Maybe it’s not relevant, but that’s actually the ATI hardware that is fast…
But is it thinkable that ATI use some kind of optimization in its driver to speed up such transfer? Maybe compressing the data or whatever…
If yes, even to that extent?
on ATI hardware, pbo is not necessarily speeding up data transfer; we are able to transfer async most of the time anyway.
I noticed that ATI numbers were better but did not want to show off; I am happy that someone noticed it still.
there has been significant improvement over the last year in that area, and most of data transfer is fully hardware accelerated for ATI (data conversion, data alignment, …), which might be what happens here.
Are you timing just the data upload? Is it possible that the laptop’s GPU is sharing memory with main memory? So on the laptop, the upload is just main memory to main memory, but on the desktop, the upload is main memory to video memory.
high end ASIC tends to have more ALU, texture units, memory bandwidth, ROP, …

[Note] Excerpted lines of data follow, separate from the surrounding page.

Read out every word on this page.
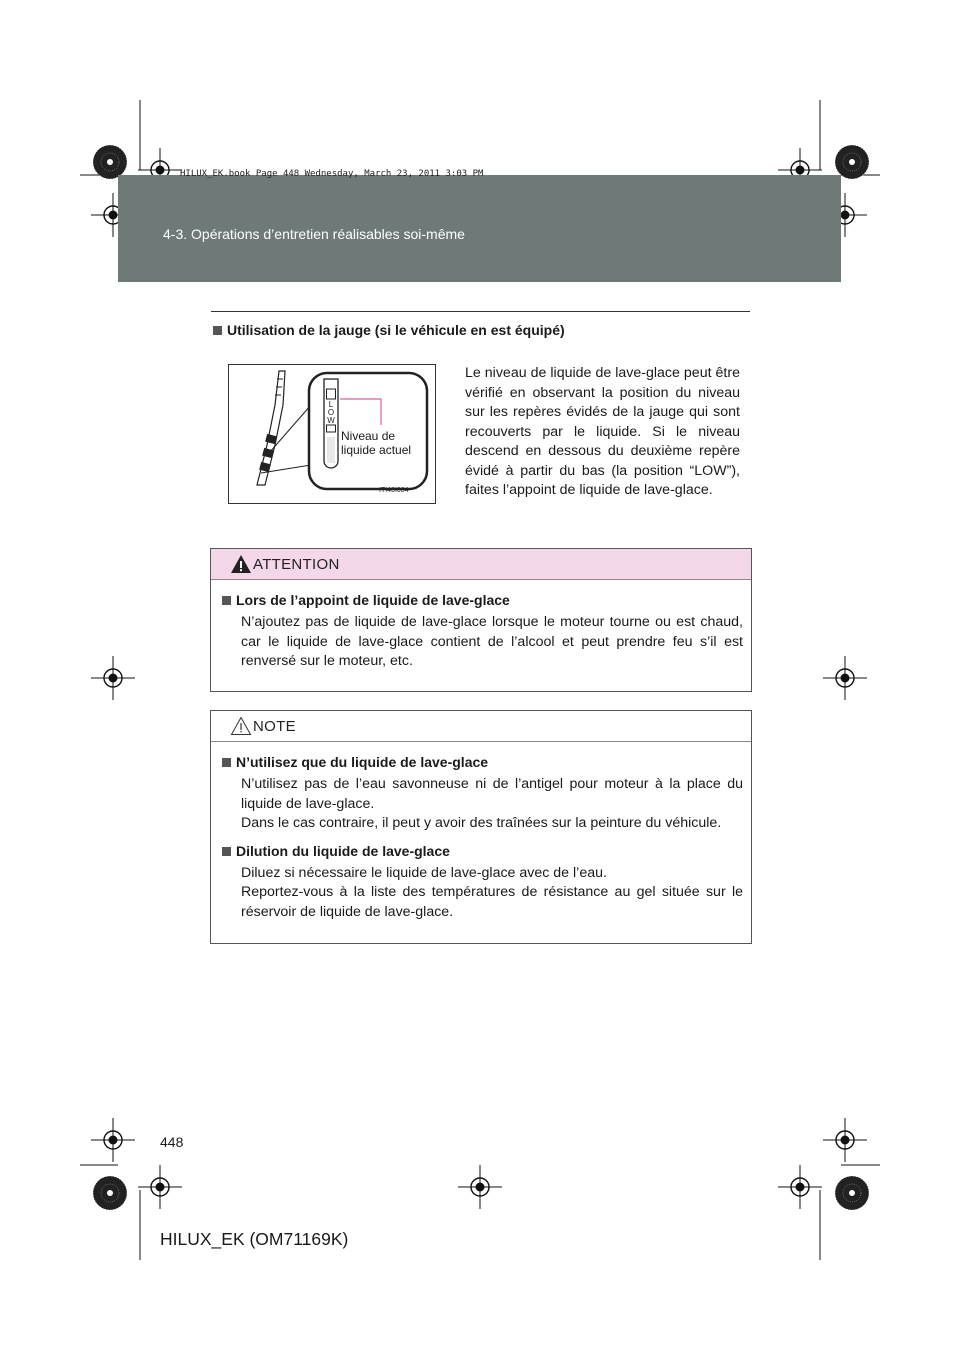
4-3. Opérations d’entretien réalisables soi-même
HILUX_EK.book Page 448 Wednesday, March 23, 2011 3:03 PM
Utilisation de la jauge (si le véhicule en est équipé)
L
O
W
Niveau de liquide actuel
ITI43I084
Le niveau de liquide de lave-glace peut être vérifié en observant la position du niveau sur les repères évidés de la jauge qui sont recouverts par le liquide. Si le niveau descend en dessous du deuxième repère évidé à partir du bas (la position “LOW”), faites l’appoint de liquide de lave-glace.
ATTENTION

Lors de l’appoint de liquide de lave-glace

N’ajoutez pas de liquide de lave-glace lorsque le moteur tourne ou est chaud, car le liquide de lave-glace contient de l’alcool et peut prendre feu s’il est renversé sur le moteur, etc.

NOTE

N’utilisez que du liquide de lave-glace

N’utilisez pas de l’eau savonneuse ni de l’antigel pour moteur à la place du liquide de lave-glace.
Dans le cas contraire, il peut y avoir des traînées sur la peinture du véhicule.

Dilution du liquide de lave-glace

Diluez si nécessaire le liquide de lave-glace avec de l’eau.
Reportez-vous à la liste des températures de résistance au gel située sur le réservoir de liquide de lave-glace.

448
HILUX_EK (OM71169K)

however, some performance aspect tend not to change at all:
bandwidth of pcie bus (related to number of lanes / pcie gen 1 or 2)
primitive throughput (related to engine clock)
so it is possible for a low end product to be faster than a high end in primitive throughput, if the low end has faster engine clock.
similarly, it is possible to be faster in data throughput if your cpu and system bandwidth are faster for your laptop than the one used for our high end ASIC.
data transfer performance is often limited by cpu speed and cpu memory bandwidth, as opposed to always limited by pcie bus.